The first signal generator 510 can output the ready signal ALL_RDY based on the status signal and the first initialization completion signal LK1. In one embodiment, the first signal generator 510 includes a first AND gate 511, a second AND gate 513, a third AND gate 515, and a first comparator 517 can do.

The delay circuit 530 can ensure stability for the power-on sequence by delaying the signal.

The timing controller 500B includes a first signal controller 580B that outputs a vertical start signal STV 'and a gate output signal CPVx' as a first control signal to the gate driver based on the second initialization completion signal LK2, . ≪ / RTI > For example, when the second initialization completion signal LK2 is inactivated using the switch, the first signal controller 580B outputs the vertical start signal STV and the gate output signal CPVx as the first control signal .

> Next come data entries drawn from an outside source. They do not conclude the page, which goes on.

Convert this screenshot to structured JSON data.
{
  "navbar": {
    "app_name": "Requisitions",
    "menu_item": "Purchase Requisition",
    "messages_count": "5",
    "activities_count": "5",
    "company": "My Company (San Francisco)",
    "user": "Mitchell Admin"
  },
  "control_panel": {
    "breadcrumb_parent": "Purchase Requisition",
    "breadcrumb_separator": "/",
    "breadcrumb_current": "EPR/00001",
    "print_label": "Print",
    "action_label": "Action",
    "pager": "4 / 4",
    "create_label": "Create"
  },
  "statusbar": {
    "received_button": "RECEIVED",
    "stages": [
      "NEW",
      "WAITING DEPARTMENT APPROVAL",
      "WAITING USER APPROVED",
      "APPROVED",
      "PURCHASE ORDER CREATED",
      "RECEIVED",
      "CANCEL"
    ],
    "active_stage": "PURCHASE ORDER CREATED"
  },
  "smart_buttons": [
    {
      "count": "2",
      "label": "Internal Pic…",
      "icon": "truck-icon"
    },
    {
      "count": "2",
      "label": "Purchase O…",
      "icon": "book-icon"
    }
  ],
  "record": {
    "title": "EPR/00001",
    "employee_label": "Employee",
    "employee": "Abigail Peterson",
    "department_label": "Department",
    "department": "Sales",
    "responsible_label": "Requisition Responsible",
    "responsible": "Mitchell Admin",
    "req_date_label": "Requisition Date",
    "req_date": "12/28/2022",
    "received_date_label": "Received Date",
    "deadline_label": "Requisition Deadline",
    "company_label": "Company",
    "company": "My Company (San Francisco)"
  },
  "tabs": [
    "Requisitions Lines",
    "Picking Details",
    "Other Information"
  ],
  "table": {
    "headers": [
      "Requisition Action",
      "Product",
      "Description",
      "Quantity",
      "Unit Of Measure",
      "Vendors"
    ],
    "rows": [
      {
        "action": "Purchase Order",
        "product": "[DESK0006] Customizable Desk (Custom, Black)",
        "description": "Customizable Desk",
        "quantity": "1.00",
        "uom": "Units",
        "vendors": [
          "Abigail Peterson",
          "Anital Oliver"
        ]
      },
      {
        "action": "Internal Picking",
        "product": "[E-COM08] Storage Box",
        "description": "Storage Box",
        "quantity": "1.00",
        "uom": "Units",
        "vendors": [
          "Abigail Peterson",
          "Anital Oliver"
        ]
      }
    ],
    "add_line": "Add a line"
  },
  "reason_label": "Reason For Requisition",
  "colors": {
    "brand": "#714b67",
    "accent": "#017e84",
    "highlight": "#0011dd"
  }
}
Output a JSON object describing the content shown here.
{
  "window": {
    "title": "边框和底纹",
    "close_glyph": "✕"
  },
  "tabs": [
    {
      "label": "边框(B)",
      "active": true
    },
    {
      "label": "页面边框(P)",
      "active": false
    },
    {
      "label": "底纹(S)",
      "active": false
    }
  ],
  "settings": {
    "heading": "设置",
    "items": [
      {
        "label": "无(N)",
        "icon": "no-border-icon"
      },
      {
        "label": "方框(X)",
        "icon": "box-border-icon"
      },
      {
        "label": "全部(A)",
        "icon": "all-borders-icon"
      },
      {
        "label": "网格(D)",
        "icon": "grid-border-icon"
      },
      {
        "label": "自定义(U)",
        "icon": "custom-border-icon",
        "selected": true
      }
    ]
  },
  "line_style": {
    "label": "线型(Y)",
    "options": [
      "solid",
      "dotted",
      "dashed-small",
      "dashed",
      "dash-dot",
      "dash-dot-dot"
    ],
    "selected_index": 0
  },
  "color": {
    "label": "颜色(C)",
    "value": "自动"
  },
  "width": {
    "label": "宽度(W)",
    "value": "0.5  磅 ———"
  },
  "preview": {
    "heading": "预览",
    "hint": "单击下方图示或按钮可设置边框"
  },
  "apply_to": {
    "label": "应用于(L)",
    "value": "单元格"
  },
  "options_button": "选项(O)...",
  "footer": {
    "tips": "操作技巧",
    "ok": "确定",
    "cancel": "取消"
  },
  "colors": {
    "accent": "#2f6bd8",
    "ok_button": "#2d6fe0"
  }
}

11 is a flowchart showing a method of driving a display device according to embodiments of the present invention.

11, after the initializing operation of the data driver and the initializing operation of the controller are completed, a method of driving the display device provides control signals for driving the display device to the gate driver and the data driving circuit, thereby assuring a power-on sequence .

The data driver may generate a first initialization completion signal LK1 that is activated when the initialization operation of the data driver is completed. Specifically, power is supplied to the display device (S10), and the data driver determines whether the start frame control signal (SFC) received from the control unit and the operation flag signal (FLOCK) indicating the operation state of the data driver correspond to the low voltage level (S20). The data driver may confirm that the data driver is stabilized when the start frame control signal SFC and the operation flag signal FLOCK correspond to the low voltage level and may set the third enable signal LOCK_I to the high voltage level. For example, the third enable signal LOCK_I may be generated by performing a NOR operation on the start frame control signal SFC and the operation flag signal FLOCK. When the third enable signal LOCK_I is set to the high voltage level (S30), the data driver may output the activated first initialization completion signal LK1 to the control unit (S40).

The control unit may generate the second initialization completion signal LK2 based on the first initialization completion signal LK1 and the state signals I2C_DONE, SPI_DONE, and VON_FB that are activated when the initialization operation of the control unit is completed. In one embodiment, the status signal includes a first signal (I2C_DONE) indicating that the value of the setting register has been loaded, a second signal (SPI_DONE) indicating that correction data for correcting the input image data has been loaded, And a third signal (VON_FB) indicating that it has been reached. For example, when all of the first initialization completion signal LK1, the first signal I2C_DONE, the second signal SPI_DONE, and the third signal VON_FB are activated (S50), the control unit outputs the activated ready signal ALL_RDY) is output, and the ready signal ALL_RDY may be delayed (S60) for a delay time by the delay circuit.

Whether or not the delayed ready signal ALL_RDY, that is, the activated second initialization completion signal LK2, is output (S70).

The timing controller before the activation of the second initialization completion signal LK2 limits the output of the first control signals (e.g., STV ', CPVx') and the data driver outputs the second control signal (e.g., CLK ' (S80).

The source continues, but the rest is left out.